Texas Tech University Health Sciences Center
Military Veterans Benefitting Health Care

Military Veterans Benefitting Health Care

ceo_minuteOn this Memorial Day, I am thinking about our military veterans who now serve in the delivery of civilian health care in this country. I know a great number of them. In fact, Texas Tech Physicians is privileged to have many veterans currently working in our organization. In addition, we have medical students and residents with a military background. Without painting with too broad a brush, it seems to me that former military people excel in the field of health care. Here’s why.

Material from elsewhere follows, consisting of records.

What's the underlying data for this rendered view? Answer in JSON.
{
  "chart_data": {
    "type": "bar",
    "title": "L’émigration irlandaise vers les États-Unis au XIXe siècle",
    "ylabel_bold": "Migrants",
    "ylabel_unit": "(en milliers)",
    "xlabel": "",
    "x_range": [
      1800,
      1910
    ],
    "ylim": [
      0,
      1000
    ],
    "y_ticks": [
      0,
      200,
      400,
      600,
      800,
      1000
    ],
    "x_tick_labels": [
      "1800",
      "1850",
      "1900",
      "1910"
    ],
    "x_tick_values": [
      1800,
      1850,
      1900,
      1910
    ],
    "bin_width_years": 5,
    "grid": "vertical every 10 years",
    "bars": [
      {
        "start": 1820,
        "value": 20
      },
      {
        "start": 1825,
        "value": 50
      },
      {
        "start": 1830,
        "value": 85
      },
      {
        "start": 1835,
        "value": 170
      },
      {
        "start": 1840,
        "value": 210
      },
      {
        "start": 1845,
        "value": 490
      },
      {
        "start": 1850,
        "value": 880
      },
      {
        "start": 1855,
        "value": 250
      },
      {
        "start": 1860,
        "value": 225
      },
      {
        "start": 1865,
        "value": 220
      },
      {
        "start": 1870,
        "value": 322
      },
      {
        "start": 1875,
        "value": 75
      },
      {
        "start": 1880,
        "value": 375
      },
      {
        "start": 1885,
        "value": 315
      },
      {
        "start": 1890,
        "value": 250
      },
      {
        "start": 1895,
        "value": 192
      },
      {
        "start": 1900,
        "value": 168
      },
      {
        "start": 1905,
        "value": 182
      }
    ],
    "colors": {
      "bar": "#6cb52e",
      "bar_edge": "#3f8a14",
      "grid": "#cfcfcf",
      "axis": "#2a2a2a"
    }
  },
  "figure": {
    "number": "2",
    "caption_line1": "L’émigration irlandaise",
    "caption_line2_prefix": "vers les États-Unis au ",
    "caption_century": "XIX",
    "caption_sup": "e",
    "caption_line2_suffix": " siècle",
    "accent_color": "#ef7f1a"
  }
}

First, they are familiar with large, complex organizations. A medical school, a hospital and a large medical practice are all large and complex organisms, like the military. Both military health care and civilian health care are bureaucratic. Bureaucracy has become a dirty word to many, but it essentially only means a system of government or business that has many complicated rules and certain ways of doing things. I think we all know that health care necessarily operates according to complex rules, such as the operating procedures for Texas Tech Physicians or the standards of The Joint Commission. Veterans often accept and assimilate into these complex processes with ease, as they have experience in dealing with another complex organization, the military.

However, I think the reasons veterans succeed in civilian health care go beyond their understanding of bureaucracy. I regrettably (in my opinion) do not have a military background or any special insight into this issue that might have provided. However, I have been privileged to attend many military activities over the years, including a week of extensive training at a military base in California produced by the Department of Defense on how employers can support the National Guard and Reserve. My time at this training was particularly useful in helping me discern the aspects of military life that prepare veterans for phenomenal success in civilian health care. I believe veterans’ success is owed to these qualities cultivated by military service:
  • Expertise: The U.S. military provides excellent training in technical and people skills that allow veterans to enter the civilian health care world as competent performers.
  • Leadership: Veterans are many times agile decision-makers and problem-solvers. They can think on their feet and act under pressure. Additionally, they are often natural team-builders and collaborators.
  • Sense of Duty: Veterans practice the values of honor, respect, integrity and courage each day. These ideals are very similar to our SPIRIT values. They take pride in their work and hold themselves and their teams accountable for results.
  • Work Ethic:  Military personnel channel a positive, mission-first energy and a can-do, get-it-done attitude.
  • Appreciation for diversity: Veterans are culturally conversant and many have lived in foreign countries. The military requires respect for a diverse range of backgrounds and perspectives.

If you know veterans who work at Texas Tech Physicians, take a minute to thank them for their service to our country and to our medical school.